Isso acontece nos casos em que o servidor estiver desempenhando uma função típica de um cargo com o salário maior do que o dele.
— O valor da indenização corresponde à diferença entre os salários dos dois cargos durante o período em que se caracterizar o desvio — diz o advogado Jean Paulo Ruzzarin, do escritório Cassel e Ruzzarin Advogados.
Ainda de acordo com ele, se essa compensação financeira for concedida, ela será corrigida monetariamente e com direito aos atrasados dos últimos cinco anos, desde que o servidor tenha ficado todo esse tempo em desvio de função.
— É um dos problemas mais recorrentes no serviço público — afirma o advogado, cujo escritório atende mais de 150 pessoas com ações sobre o tema.
Para o advogado Carlos Henrique Jund, do escritório Jund Advogados Associados, o desvio de função agride o princípio da legalidade administrativa:
— É obrigar o servidor, sem amparo legal, a ter atribuições diferentes das previstas para o cargo no qual ele ingressou por meio de concurso público.
O técnico judiciário do Tribunal Regional Eleitoral do Rio de Janeiro (TRE-RJ) Gustavo Cezar Franco, de 34 anos, entrou, com outros colegas de trabalho, com uma ação para receber uma indenização.
— Passei a cumprir mandados, entregar notificações e intimações, funções de um oficial de justiça.
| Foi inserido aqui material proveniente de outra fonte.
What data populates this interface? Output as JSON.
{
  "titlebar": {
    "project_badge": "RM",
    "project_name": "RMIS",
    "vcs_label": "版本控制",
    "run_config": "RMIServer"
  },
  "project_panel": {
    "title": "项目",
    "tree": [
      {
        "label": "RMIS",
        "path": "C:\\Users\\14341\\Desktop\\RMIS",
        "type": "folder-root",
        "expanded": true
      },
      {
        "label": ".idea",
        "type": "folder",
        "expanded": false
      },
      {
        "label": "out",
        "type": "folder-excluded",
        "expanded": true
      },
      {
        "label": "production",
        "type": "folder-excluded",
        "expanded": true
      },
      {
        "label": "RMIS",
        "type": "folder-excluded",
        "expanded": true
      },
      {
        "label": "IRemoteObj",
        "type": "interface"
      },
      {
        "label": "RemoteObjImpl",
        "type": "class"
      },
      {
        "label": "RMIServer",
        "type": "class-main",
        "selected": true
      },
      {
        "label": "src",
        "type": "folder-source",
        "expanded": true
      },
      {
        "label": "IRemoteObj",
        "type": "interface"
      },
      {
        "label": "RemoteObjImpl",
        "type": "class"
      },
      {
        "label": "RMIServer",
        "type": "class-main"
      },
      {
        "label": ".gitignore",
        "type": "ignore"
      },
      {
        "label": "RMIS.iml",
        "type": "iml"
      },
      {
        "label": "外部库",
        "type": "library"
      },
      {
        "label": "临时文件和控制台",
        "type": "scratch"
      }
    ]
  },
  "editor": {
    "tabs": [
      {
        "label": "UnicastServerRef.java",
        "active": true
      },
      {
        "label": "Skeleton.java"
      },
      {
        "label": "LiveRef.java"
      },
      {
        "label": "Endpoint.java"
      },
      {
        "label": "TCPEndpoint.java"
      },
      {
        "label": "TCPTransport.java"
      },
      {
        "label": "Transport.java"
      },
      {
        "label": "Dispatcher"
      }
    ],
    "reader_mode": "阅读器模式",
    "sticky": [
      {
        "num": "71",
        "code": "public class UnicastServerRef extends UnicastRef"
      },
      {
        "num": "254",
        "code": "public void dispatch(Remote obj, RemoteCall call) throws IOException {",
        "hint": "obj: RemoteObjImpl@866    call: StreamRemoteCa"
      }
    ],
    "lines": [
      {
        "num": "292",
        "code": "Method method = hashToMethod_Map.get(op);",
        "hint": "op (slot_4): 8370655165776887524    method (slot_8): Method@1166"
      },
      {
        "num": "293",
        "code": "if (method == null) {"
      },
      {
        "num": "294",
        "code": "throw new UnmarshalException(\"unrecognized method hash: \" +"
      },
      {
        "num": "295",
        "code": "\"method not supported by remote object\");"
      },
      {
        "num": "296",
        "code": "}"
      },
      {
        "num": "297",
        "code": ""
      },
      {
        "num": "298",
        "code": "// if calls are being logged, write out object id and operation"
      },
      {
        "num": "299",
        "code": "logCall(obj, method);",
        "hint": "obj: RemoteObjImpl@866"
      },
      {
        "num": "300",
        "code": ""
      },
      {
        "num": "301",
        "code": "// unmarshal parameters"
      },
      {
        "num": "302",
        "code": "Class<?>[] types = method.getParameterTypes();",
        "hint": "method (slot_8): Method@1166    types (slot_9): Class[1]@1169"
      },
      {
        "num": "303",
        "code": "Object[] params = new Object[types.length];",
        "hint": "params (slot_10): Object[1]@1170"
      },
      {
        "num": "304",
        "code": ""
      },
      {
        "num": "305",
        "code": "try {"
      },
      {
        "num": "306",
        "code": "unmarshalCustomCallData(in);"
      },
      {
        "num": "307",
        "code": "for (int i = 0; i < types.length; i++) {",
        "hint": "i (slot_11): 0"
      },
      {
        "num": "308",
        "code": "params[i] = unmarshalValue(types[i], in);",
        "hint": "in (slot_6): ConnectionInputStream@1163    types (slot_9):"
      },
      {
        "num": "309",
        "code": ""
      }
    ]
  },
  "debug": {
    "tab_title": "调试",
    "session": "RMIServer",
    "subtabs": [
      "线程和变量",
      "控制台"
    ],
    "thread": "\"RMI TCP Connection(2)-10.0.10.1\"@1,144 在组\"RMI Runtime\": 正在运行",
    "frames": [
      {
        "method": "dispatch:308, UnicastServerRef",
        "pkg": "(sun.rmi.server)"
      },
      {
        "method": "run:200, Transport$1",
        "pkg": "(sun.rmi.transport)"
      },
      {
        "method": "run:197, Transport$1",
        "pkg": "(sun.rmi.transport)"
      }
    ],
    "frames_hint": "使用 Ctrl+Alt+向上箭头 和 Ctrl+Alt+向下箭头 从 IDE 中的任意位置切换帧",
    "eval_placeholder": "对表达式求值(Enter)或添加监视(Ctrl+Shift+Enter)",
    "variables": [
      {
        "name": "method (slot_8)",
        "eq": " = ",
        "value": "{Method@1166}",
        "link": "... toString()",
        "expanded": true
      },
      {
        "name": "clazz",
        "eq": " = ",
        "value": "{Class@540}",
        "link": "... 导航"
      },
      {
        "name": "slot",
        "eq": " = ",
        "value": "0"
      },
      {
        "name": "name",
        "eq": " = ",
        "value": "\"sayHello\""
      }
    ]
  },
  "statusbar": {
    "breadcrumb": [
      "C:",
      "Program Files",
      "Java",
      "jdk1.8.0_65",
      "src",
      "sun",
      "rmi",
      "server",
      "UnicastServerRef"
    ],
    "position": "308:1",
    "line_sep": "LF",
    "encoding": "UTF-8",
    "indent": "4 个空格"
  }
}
Eu me sinto lesado. É como se fosse um enriquecimento ilícito por parte do governo, que paga mais barato pelo serviço — reclamou.
NO ÓRGÃO
A primeira providência a ser tomada quando o servidor identificar o desvio de função é pedir, pela via administrativa, no próprio local de trabalho, a correção do problema.
NA JUSTIÇA
Caso o recurso administrativo não resolva, o funcionário pode recorrer aos tribunais. Para provar que está desempenhando uma função que não é a dele, deverá juntar documentos.
DOCUMENTOS
A documentação que comprova o desvio varia de acordo com o cargo. Podem ser mandados judiciais que um técnico judiciário teve de entregar, no lugar de um oficial de justiça, ou prontuários médicos assinados por uma auxiliar de enfermagem, em vez de uma enfermeira. “Tudo no serviço público é registrado. Até a própria avaliação de desempenho pode ajudar”, explica o advogado Jean Paulo Ruzzarin.
TESTEMUNHAS
Os colegas de trabalho também podem ajudar, com depoimentos relatando o desvio de função.
PRAZOS
Na Justiça Federal, um processo pedindo uma indenização pode levar de cinco a sete anos até uma decisão final. Nos estados, esse tempo cai, em média, pela metade. Mas os tribunais podem conceder liminares determinando o fim imediato do desvio de função.
INTRANSFERÍVEL
Não é possível pedir a transferência para o cargo cuja função o servidor está efetivamente desempenhando, mesmo que ele tenha a qualificação exigida. A mudança de cargo é possível apenas por meio de concurso público.
CESSÕES
O advogado Marcelo Queiroz, do escritório Queiroz e Andrade Sociedade de Advogados, dá um exemplo sobre mudança de função para servidores cedidos a outros órgãos: “Um guarda municipal não pode ser escrivão da Polícia Civil, pois é um cargo que pode ser ocupado apenas por quem é da área policial. Mas ele pode ser um técnico administrativo na Polícia Federal. E se estiver recebendo o salário de guarda e este for menor do que o do técnico, pode pedir a indenização na Justiça”.
CARGO DE CONFIANÇA
Ainda de acordo com Queiroz, não há desvio se o servidor ocupar uma função diferente da sua, mas receber uma gratificação de cargo de confiança por isso.
POLÍCIA CIVIL
O presidente do Sindicato dos Policiais Civis, Fernando Bandeira, disse que um dos principais desvios na categoria é o de auxiliares de necropsia e papiloscopistas, que desempenham a função dos peritos. Além disso, investigadores e inspetores tomam depoimentos, tarefa que é dos delegados. Segundo a Polícia Civil, por uma questão de necessidade e pela falta de pessoal, esses dois casos realmente acontecem, mas os delegados e os peritos verificam os trabalhos e são responsáveis pelos mesmos.